If an HMO fails to pay the fee, the DCH may assess a penalty of 5% for each month that the fee and penalty are not paid, up to a maximum of 50% of the assessment. The DCH also may refer past due amounts for collection to the Department of Treasury.
The bill established the Medicaid HMO Quality Assurance Assessment Fund in the State Treasury. The DCH must deposit the fee revenue with the State Treasurer for deposit in the Fund, to be used for the purpose described above.
The bill states that in all fiscal years governed by Section 224b, Medicaid reimbursement rates may not be reduced below the Medicaid payment rates in effect on April 1, 2002, as a direct result of the fee.
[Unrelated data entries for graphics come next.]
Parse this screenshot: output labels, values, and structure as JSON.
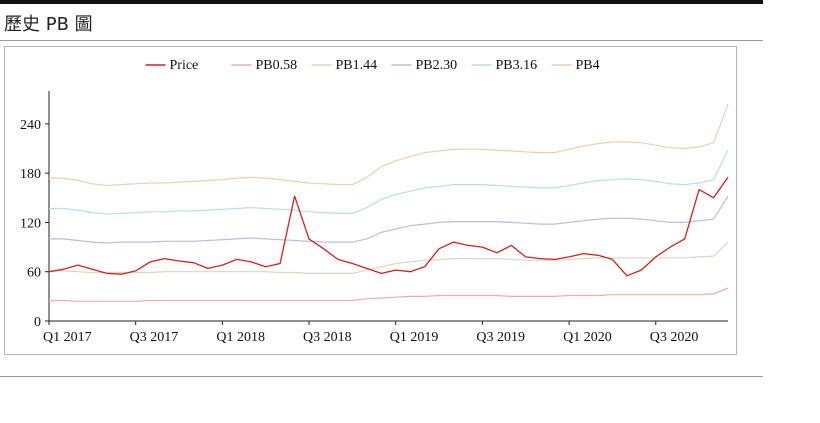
{
  "header": {
    "title": "歷史 PB 圖"
  },
  "chart_data": {
    "type": "line",
    "title": "",
    "xlabel": "",
    "ylabel": "",
    "ylim": [
      0,
      280
    ],
    "yticks": [
      0,
      60,
      120,
      180,
      240
    ],
    "x_ticks": [
      "Q1 2017",
      "Q3 2017",
      "Q1 2018",
      "Q3 2018",
      "Q1 2019",
      "Q3 2019",
      "Q1 2020",
      "Q3 2020"
    ],
    "x": [
      "2017-01",
      "2017-02",
      "2017-03",
      "2017-04",
      "2017-05",
      "2017-06",
      "2017-07",
      "2017-08",
      "2017-09",
      "2017-10",
      "2017-11",
      "2017-12",
      "2018-01",
      "2018-02",
      "2018-03",
      "2018-04",
      "2018-05",
      "2018-06",
      "2018-07",
      "2018-08",
      "2018-09",
      "2018-10",
      "2018-11",
      "2018-12",
      "2019-01",
      "2019-02",
      "2019-03",
      "2019-04",
      "2019-05",
      "2019-06",
      "2019-07",
      "2019-08",
      "2019-09",
      "2019-10",
      "2019-11",
      "2019-12",
      "2020-01",
      "2020-02",
      "2020-03",
      "2020-04",
      "2020-05",
      "2020-06",
      "2020-07",
      "2020-08",
      "2020-09",
      "2020-10",
      "2020-11",
      "2020-12"
    ],
    "legend_position": "top-center",
    "series": [
      {
        "name": "Price",
        "color": "#d42020",
        "values": [
          60,
          63,
          68,
          63,
          58,
          57,
          61,
          72,
          76,
          73,
          71,
          64,
          68,
          75,
          72,
          66,
          70,
          152,
          100,
          88,
          75,
          70,
          64,
          58,
          62,
          60,
          66,
          88,
          96,
          92,
          90,
          83,
          92,
          78,
          76,
          75,
          78,
          82,
          80,
          75,
          55,
          62,
          78,
          90,
          100,
          160,
          150,
          175
        ]
      },
      {
        "name": "PB0.58",
        "color": "#e8b0a8",
        "values": [
          25,
          25,
          24,
          24,
          24,
          24,
          24,
          25,
          25,
          25,
          25,
          25,
          25,
          25,
          25,
          25,
          25,
          25,
          25,
          25,
          25,
          25,
          27,
          28,
          29,
          30,
          30,
          31,
          31,
          31,
          31,
          31,
          30,
          30,
          30,
          30,
          31,
          31,
          31,
          32,
          32,
          32,
          32,
          32,
          32,
          32,
          33,
          40
        ]
      },
      {
        "name": "PB1.44",
        "color": "#d7d9bf",
        "values": [
          61,
          61,
          60,
          59,
          59,
          59,
          59,
          59,
          60,
          60,
          60,
          60,
          60,
          60,
          60,
          60,
          59,
          59,
          58,
          58,
          58,
          58,
          62,
          66,
          70,
          72,
          74,
          75,
          76,
          76,
          76,
          76,
          75,
          74,
          74,
          74,
          75,
          76,
          77,
          77,
          77,
          77,
          77,
          77,
          77,
          78,
          79,
          96
        ]
      },
      {
        "name": "PB2.30",
        "color": "#b9bde0",
        "values": [
          100,
          100,
          98,
          96,
          95,
          96,
          96,
          96,
          97,
          97,
          97,
          98,
          99,
          100,
          101,
          100,
          99,
          98,
          97,
          96,
          96,
          96,
          100,
          108,
          112,
          116,
          118,
          120,
          121,
          121,
          121,
          121,
          120,
          119,
          118,
          118,
          120,
          122,
          124,
          125,
          125,
          124,
          122,
          120,
          120,
          122,
          124,
          152
        ]
      },
      {
        "name": "PB3.16",
        "color": "#b8ddf0",
        "values": [
          137,
          137,
          135,
          132,
          130,
          131,
          132,
          133,
          133,
          134,
          134,
          135,
          136,
          137,
          138,
          137,
          136,
          135,
          133,
          132,
          131,
          131,
          138,
          148,
          154,
          158,
          162,
          164,
          166,
          166,
          166,
          165,
          164,
          163,
          162,
          162,
          165,
          168,
          171,
          172,
          173,
          172,
          170,
          167,
          166,
          168,
          172,
          208
        ]
      },
      {
        "name": "PB4",
        "color": "#f2cdb0",
        "values": [
          174,
          174,
          171,
          167,
          165,
          166,
          167,
          168,
          168,
          169,
          170,
          171,
          172,
          174,
          175,
          174,
          172,
          170,
          168,
          167,
          166,
          166,
          175,
          188,
          195,
          200,
          205,
          207,
          209,
          209,
          209,
          208,
          207,
          206,
          205,
          205,
          209,
          213,
          216,
          218,
          218,
          217,
          214,
          211,
          210,
          212,
          217,
          264
        ]
      }
    ]
  }
}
This provision does not apply to a change in reimbursement rates caused by a change in covered benefits or a change in covered populations required under the State’s Medicaid contract with HMOs.
The bill appropriated the following amounts to the DCH for FY 2002-03:
Federal revenues |
$817,495,900 |
Medicaid quality assurance assessment |
55,747,000 |
State General Fund/General Purpose |
603,538,200 |
Health plan services |
$1,476,781,100 |
HMO Deductibles
The Insurance Code allows HMOs to have health maintenance contracts with nominal copayments that are required for specific services. Senate Bill 748 also allows HMOs to have health maintenance contracts with deductibles. The bill prohibits an HMO from requiring that contributions be made to a deductible for “preventative health care services” (services designated to maintain an individual in optimum health and to prevent unnecessary injury, illness, or disability). The Code had provided that copayments could not exceed 50% of an HMO’s reimbursement to an affiliated provider for providing a service to an enrollee. The bill provides that copayments, excluding deductibles, may not exceed that limit.
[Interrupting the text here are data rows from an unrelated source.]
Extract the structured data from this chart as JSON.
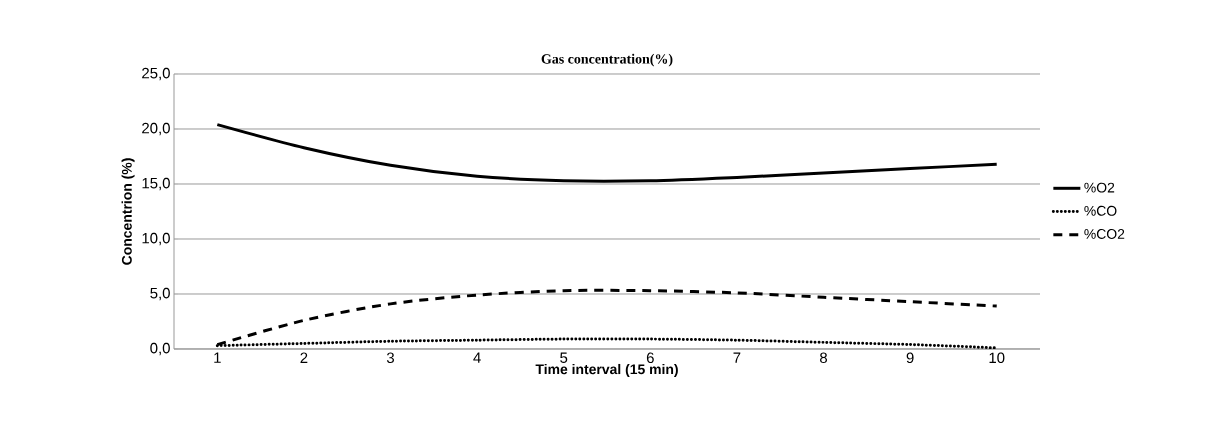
{
  "chart_data": {
    "type": "line",
    "title": "Gas concentration(%)",
    "xlabel": "Time interval (15 min)",
    "ylabel": "Concentrion (%)",
    "categories": [
      "1",
      "2",
      "3",
      "4",
      "5",
      "6",
      "7",
      "8",
      "9",
      "10"
    ],
    "series": [
      {
        "name": "%O2",
        "color": "#000000",
        "line_style": "solid",
        "values": [
          20.4,
          18.3,
          16.7,
          15.7,
          15.3,
          15.3,
          15.6,
          16.0,
          16.4,
          16.8
        ]
      },
      {
        "name": "%CO",
        "color": "#000000",
        "line_style": "dotted",
        "values": [
          0.3,
          0.5,
          0.7,
          0.8,
          0.9,
          0.9,
          0.8,
          0.6,
          0.4,
          0.1
        ]
      },
      {
        "name": "%CO2",
        "color": "#000000",
        "line_style": "dashed",
        "values": [
          0.4,
          2.6,
          4.1,
          4.9,
          5.3,
          5.3,
          5.1,
          4.7,
          4.3,
          3.9
        ]
      }
    ],
    "ylim": [
      0,
      25
    ],
    "yticks": [
      {
        "value": 0,
        "label": "0,0"
      },
      {
        "value": 5,
        "label": "5,0"
      },
      {
        "value": 10,
        "label": "10,0"
      },
      {
        "value": 15,
        "label": "15,0"
      },
      {
        "value": 20,
        "label": "20,0"
      },
      {
        "value": 25,
        "label": "25,0"
      }
    ],
    "grid": "y",
    "legend": "right",
    "marker": "none"
  }
}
The bill refers to deductibles, in addition to payments, in provisions that require an HMO’s contract and the contract’s rates, including nominal copayments, between the HMO and its subscribers to be fair, sound, and reasonable in relation to the services provided; require an HMO contract to include a description of specific benefits and services available within a service area, with respective copayments; and allow an affiliated provider contract to permit affiliated providers to collect copayments directly from enrollees.
MCL 500.3801 et al. (S.B. 748)
550.121 6 et al. (S.B. 749)
- Legislative Analyst: Claire Layman
FISCAL IMPACT
Senate Bill 748 will have no fiscal impact on State or local government.
Senate Bill 749 has no direct impact on State or local expenditures as the rate increase given Medicaid HMOs is fully funded with a combination of assessment fees and Federal Medicaid dollars.
- Fiscal Analyst: John WalkerS0102\s748es
This analysis was prepared by nonpartisan Senate staff for use by the Senate in its deliberations and does not constitute an official statement of legislative intent.